CTや超音波装置の画像をみながら、がんが疑われる部分に針を刺し、細胞や組織を採取する方法です。病巣が肺の奥にあって気管支鏡が届かない場合、気管支鏡検査で確定診断に至らなかった場合り、首の付け根のリンパ節が腫れているというように気道系の外に病変があるたりする場合などに行います。

がんの転移や広がりを調べる検査

肺がんの治療方針を立てるためには、肺がんと確定後に、転移の有無やがんの広がり、進行状態を把握する必要があり、次のような画像検査が行われます。

CT検査

肺がんの診断病期の診断においても、もっとも基本的な検査です。だけでなく、病変の大きさ、広がり、位置、リンパ節転移の有無など、広がり、肺がんがどこまで進行しているかを調べるのにも役立ちます。胸部CTに、腹部CT、脳CTなどを組み合わせて見ることで、隣接する臓器だけでなく、肺から離れた他の臓器への転移もチェックできます。

MRI検査

正式には、磁気共鳴画像診断法といいます。がんと周囲との関係や広がりを見る際に使用しますのに有用です。主に、脳の転移のチェックには、造影MRIが有用です。また、遠隔転移の有無を調べるためにも用いられます。

FDG-PET(ペット)

ポジトロンCTとも呼ばれ、肺病変の良性・悪性を見分けるために補助的に使用される検査です。ブドウ糖に似た物質に少量の放射性物質をつけたもの(18F-FDG)を、静脈に注射します。がん細胞は分裂のスピードが速くたくさんのエネルギーを必要とするため、多量のブドウ糖が取り込まれ、18F-FDGもがん細胞に集まります。18F-FDGの発する放射線をポジトロンスキャナーという装置で検出し、画像化することによってがんの有無がわかります。
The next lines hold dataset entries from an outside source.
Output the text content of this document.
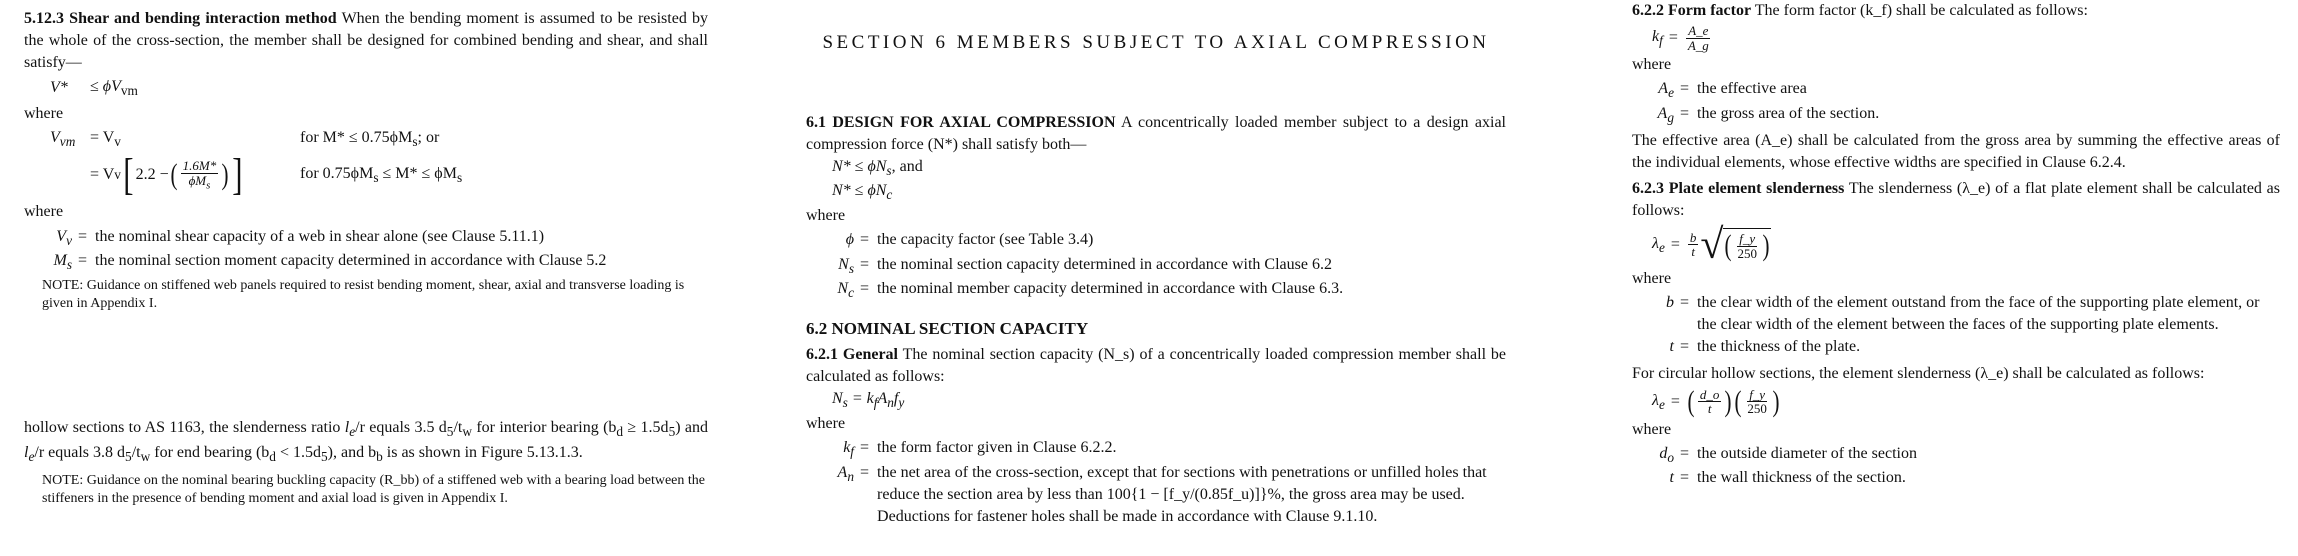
5.12.3 Shear and bending interaction method When the bending moment is assumed to be resisted by the whole of the cross-section, the member shall be designed for combined bending and shear, and shall satisfy—

V*	≤ $\phi V_{vm}$

where

$V_{vm} = V_v$	for $M* \le 0.75\phi M_s$; or
= V v [ 2.2 − ( $\frac{1.6M*}{\phi M_s}$ ) ]	for $0.75\phi M_s \le M* \le \phi M_s$

where

$V_v$ = the nominal shear capacity of a web in shear alone (see Clause 5.11.1)
$M_s$ = the nominal section moment capacity determined in accordance with Clause 5.2

NOTE: Guidance on stiffened web panels required to resist bending moment, shear, axial and transverse loading is given in Appendix I.

hollow sections to AS 1163, the slenderness ratio $l_e/r$ equals 3.5 $d_5/t_w$ for interior bearing $(b_d \ge 1.5d_5)$ and $l_e/r$ equals 3.8 $d_5/t_w$ for end bearing $(b_d < 1.5d_5)$, and $b_b$ is as shown in Figure 5.13.1.3.

NOTE: Guidance on the nominal bearing buckling capacity (R_bb) of a stiffened web with a bearing load between the stiffeners in the presence of bending moment and axial load is given in Appendix I.

SECTION 6 MEMBERS SUBJECT TO AXIAL COMPRESSION

6.1 DESIGN FOR AXIAL COMPRESSION A concentrically loaded member subject to a design axial compression force (N*) shall satisfy both—

$N* \le \phi N_s$, and
$N* \le \phi N_c$

where

ϕ = the capacity factor (see Table 3.4)
$N_s$ = the nominal section capacity determined in accordance with Clause 6.2
$N_c$ = the nominal member capacity determined in accordance with Clause 6.3.

6.2 NOMINAL SECTION CAPACITY

6.2.1 General The nominal section capacity (N_s) of a concentrically loaded compression member shall be calculated as follows:

$N_s = k_fA_nf_y$

where

$k_f$ = the form factor given in Clause 6.2.2.
$A_n$ = the net area of the cross-section, except that for sections with penetrations or unfilled holes that reduce the section area by less than 100{1 − [f_y/(0.85f_u)]}%, the gross area may be used. Deductions for fastener holes shall be made in accordance with Clause 9.1.10.

6.2.2 Form factor The form factor (k_f) shall be calculated as follows:

$k_f = \frac{A\_e}{A\_g}$

where

$A_e$ = the effective area
$A_g$ = the gross area of the section.

The effective area (A_e) shall be calculated from the gross area by summing the effective areas of the individual elements, whose effective widths are specified in Clause 6.2.4.

6.2.3 Plate element slenderness The slenderness (λ_e) of a flat plate element shall be calculated as follows:

$\lambda_e = \frac{b}{t}$ √ ( $\frac{f\_y}{250}$ )

where

b = the clear width of the element outstand from the face of the supporting plate element, or the clear width of the element between the faces of the supporting plate elements.
t = the thickness of the plate.

For circular hollow sections, the element slenderness (λ_e) shall be calculated as follows:

$\lambda_e$ = ( $\frac{d\_o}{t}$ ) ( $\frac{f\_y}{250}$ )

where

$d_o$ = the outside diameter of the section
t = the wall thickness of the section.
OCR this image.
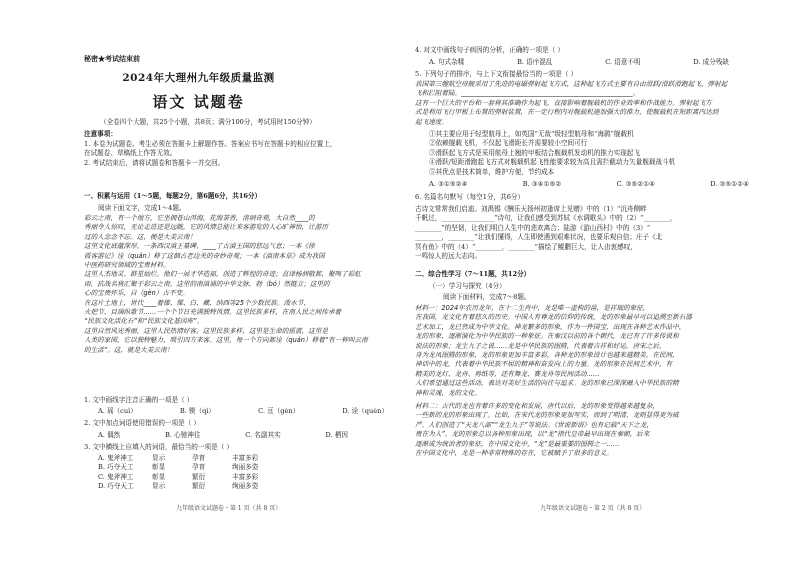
秘密★考试结束前
2024年大理州九年级质量监测
语文 试题卷
（全卷四个大题，共25个小题，共8页；满分100分，考试用时150分钟）
注意事项：
1. 本卷为试题卷。考生必须在答题卡上解题作答。答案应书写在答题卡的相应位置上，
在试题卷、草稿纸上作答无效。
2. 考试结束后，请将试题卷和答题卡一并交回。
一、积累与运用（1～5题，每题2分，第6题6分，共16分）
阅读下面文字，完成1～4题。
彩云之南，有一个地方，它坐拥苍山洱海，花海茶香，溶洞奇观，大自然____的
秀丽令人惊叹，无论走进还是远眺，它的风情总能让来客游览的人心旷神怡，让游历
过的人念念不忘。这，便是大美云南！
这里文化底蕴深厚。一条西汉滇王墓碑，____了古滇王国的悠远气息；一本《徐
霞客游记》诠（quán）释了这個古老边关的奇妙奇观；一本《滇南本草》成为我国
中医药研究领域的宝贵材料。
这里人杰地灵、群星灿烂。他们一展才华造福，创造了辉煌的奇迹；直译杨润敬都，聚鸣了彩虹
雨，抗战名将汇聚于彩云之南。这里的南滇诵的中华文脉，勃（bó）然挺立；这里的
心的宝贵怀乐，自（gèn）古不变。
在这片土地上，世代____着傣、傈、白、藏、纳西等25个少数民族。泼水节、
火把节、目瑙纵歌节……一个个节日充满独特风情。这里民族多样，在南人民之间传承着
“民族文化活化石”和“民族文化基因库”。
这里自然风光秀丽，这里人民热情好客，这里民族多样，这里是生命的摇篮，这里是
人类的家园，它以独特魅力，吸引四方来客。这里，每一个方向都诠（quán）释着“有一种叫云南
的生活”。这，就是大美云南！
1. 文中画线字注音正确的一项是（ ）
A. 瑶（cuì）	B. 锲（qì）	C. 亘（gèn）	D. 诠（quèn）
2. 文中加点词语使用错误的一项是（ ）
A. 偶然	B. 心驰神往	C. 名副其实	D. 栖因
3. 文中横线上应填入的词语，最恰当的一项是（ ）
A. 鬼斧神工	显示	孕育	丰富多彩
B. 巧夺天工	彰显	孕育	绚丽多姿
C. 鬼斧神工	彰显	繁衍	丰富多彩
D. 巧夺天工	显示	繁衍	绚丽多姿
九年级语文试题卷・第 1 页（共 8 页）
4. 对文中画线句子病因的分析，正确的一项是（ ）
A. 句式杂糅	B. 语序混乱	C. 语意不明	D. 成分残缺
5. 下列句子的排序，与上下文衔接最恰当的一项是（ ）
我国第三艘航空母舰采用了先进的电磁弹射起飞方式，这种起飞方式主要有自由滑跃/滑跃滑跑起飞、弹射起
飞和拦阻着陆。____________________________________________________。
这有一个巨大的平台和一套将其准确作为起飞，直接影响着舰载机的作业效率和作战能力。弹射起飞方
式是利用飞行甲板上布置的弹射装置，在一定行程内对舰载机施加强大的推力，使舰载机在短距离内达到
起飞速度。
①其主要应用于轻型航母上，如英国“无敌”级轻型航母和“海鹞”舰载机
②依赖舰载飞机，不仅起飞滑距长并需要较小空间可行
③滑跃起飞方式是采用航母上翘的甲板结合舰载机发动机的推力实现起飞
④滑跃/短距滑跑起飞方式对舰载机起飞性能要求较为高且需拦截动力矢量舰载战斗机
⑤其优点是技术简单，维护方便，节约成本
A. ③①⑤②④	B. ③④①⑤②	C. ③⑤②①④	D. ③⑤①②④
6. 名篇名句默写（每空1分，共6分）
古诗文常常我们启迪。刘禹锡《酬乐天扬州初逢席上见赠》中的（1）“沉舟侧畔
千帆过，________________”诗句，让我们感受到苏轼《水调歌头》中的（2）“________，
________”的坚韧，让我们明白人生中的悲欢离合；陆游《游山西村》中的（3）“
________，________”让我们懂得，人生即使遇到艰难状况，也要乐观自信；庄子《北
冥有鱼》中的（4）“________，________”描绘了鲲鹏巨大，让人由衷感叹，
一鸣惊人的远大志向。
二、综合性学习（7～11题，共12分）
（一）学习与探究（4分）
阅读下面材料，完成7～8题。
材料一：2024年农历龙年，在十二生肖中，龙是唯一虚构的兽，是祥瑞的象征，
在我国，龙文化有着悠久的历史。中国人有尊龙的信仰的传统，龙的形象最早可以追溯至新石器
艺术加工，龙已然成为中华文化。神龙繁多的形象，作为一件国宝，出现在各种艺术作品中，
龙的形象，逐渐演化为中华民族的一种象征。在秦汉以前的各个朝代，龙已有了许多传说和
说法的形象；龙生九子之说……龙是中华民族的图腾，代表着吉祥和好运。唐宋之后，
身为龙凤图腾的形象，龙的形象更加丰富多彩，各种龙的形象设计也越来越精美。在民间，
神话中的龙，代表着中华民族不屈的精神和奋发向上的力量。龙的形象在民间艺术中，有
精美的龙灯、龙舟、剪纸等，还有舞龙、赛龙舟等民间活动……
人们希望通过这些活动，表达对美好生活的向往与追求。龙的形象已深深融入中华民族的精
神和灵魂，龙的文化。
材料二：古代的龙也有着许多的变化和发展，唐代以后，龙的形象变得越来越复杂，
一些新的龙的形象出现了。比如，在宋代龙的形象更加写实，而到了明清，龙则显得更为威
严。人们创造了“天龙八部”“龙生九子”等说法。《世说新语》也有记载“天下之龙，
贵在为人”。龙的形象总以各种形象出现，以“龙”指代皇帝最早出现在秦朝，后来
逐渐成为统治者的象征，在中国文化中，“龙”是最重要的图腾之一……
在中国文化中，龙是一种非常特殊的存在，它被赋予了很多的意义。
九年级语文试题卷・第 2 页（共 8 页）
さらに、転移や再発のチェック、治療効果の判定などに有用です。CTとFDG-PETとを組み合わせたFDG-PET/CTは、最近注目されている検査法です。CTだけ、またはFDG-PETだけを行うよりも、診断の精度が高いと報告されています。

骨シンチグラフィ

FDG-PETと同様に、放射線を出す物質を静脈から注射し、がんが骨に転移しているかどうかを調べます。転移していると、放射性物質がそこに集まり放射線を出します。それをシンチカメラで写し、画像化するもので、全身の骨への転移を一度の検査で調べることができます。FDG-PET/CTを実施できない場合には、骨シンチグラフィを行うことが勧められます。